In this week's Science, investigators at the National Institute of Allergy and Infectious Diseases, the National Human Genome Research Institute, and Columbia University Medical Center report their screening of 61 parasite lines against more than 2,800 compounds in the National Institutes of Health Chemical Genomics Center Pharmaceutical Collection. When that screen was combined with the results of their genome-wide association analyses, the researchers "identified 32 highly active compounds and genetic loci associated with differential chemical phenotypes" between those lines. Further, the NIAID-led team reports its testing of "drugs whose responses mapped to wild-type or mutant pfcrt alleles" both in vitro and in vivo, which it says "yielded promising new leads for antimalarial treatments." Our sister publication GenomeWeb Daily News has more on this study.
In a paper published online in advance this week, a team led by researchers at the Johns Hopkins Kimmel Cancer Center shows that "mutations in CIC and FUBP1 contribute to human oligodendroglioma." By sequencing the exomes of seven tumors, the team found the CIC gene somatically mutated in six cases, and the FUBP1 gene on chromosome 1p somatically mutated in two. When the researchers examined 27 additional oligodendrogliomas, they found 12 had the CIC mutations and three had mutations at FUBP1, suggesting that these genes could play "a critical role … in the biology and pathology of oligodendrocytes," they write.

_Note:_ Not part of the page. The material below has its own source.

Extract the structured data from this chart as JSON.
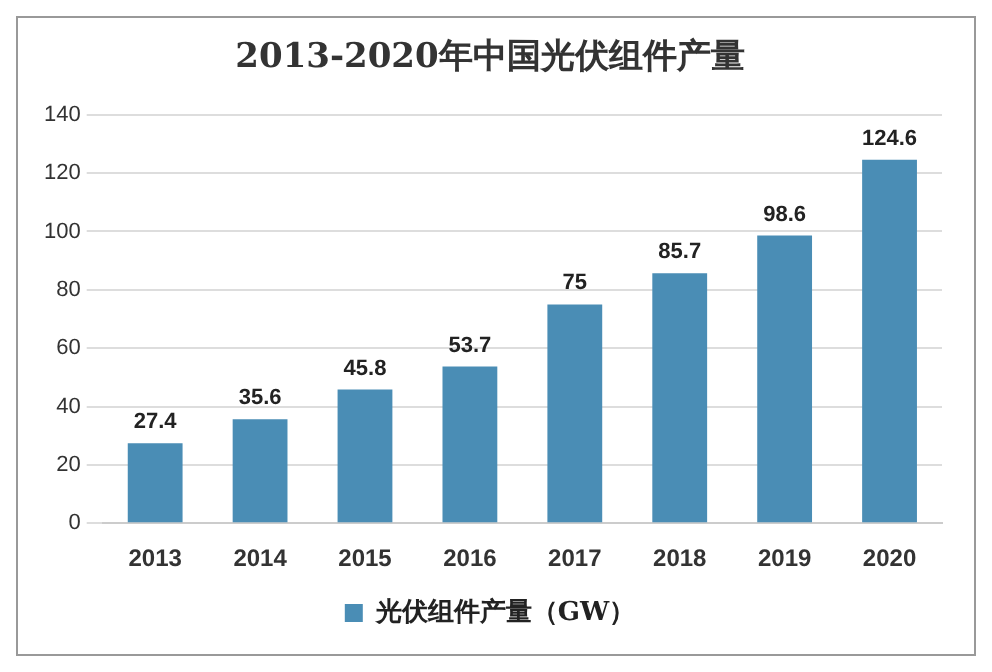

A team led by investigators at the Chinese Academy of Sciences shows that 5-methylcytosine — or 5mC — and 5-hydroxymethylcytosine — 5hmC — in DNA "are oxidized to 5-carboxylcytosine — 5caC — by Tet dioxygenases in vitro and in cultured cells." Further, in its Science paper published online in advance this week, the team says that "oxidation of 5mC by Tet proteins followed by TDG-mediated base excision of 5caC constitutes a pathway for active DNA demethylation."
Over in Science Signaling, Cornell University's Anand Vaidya and Brian Crane, along with their colleagues at Dartmouth College, present a crystal structure for the fully light-adapted protein VIVID — or VVD — from the filamentous fungus Neurospora crassa, and discuss the "mechanism by which light-driven comformational change" alters its oligomeric state. "The mechanism of dimerization of VVD provides molecular details that explain how members of a large family of photoreceptors convert light responses to alterations in protein-protein interactions," Vaidya, Crane et al. write.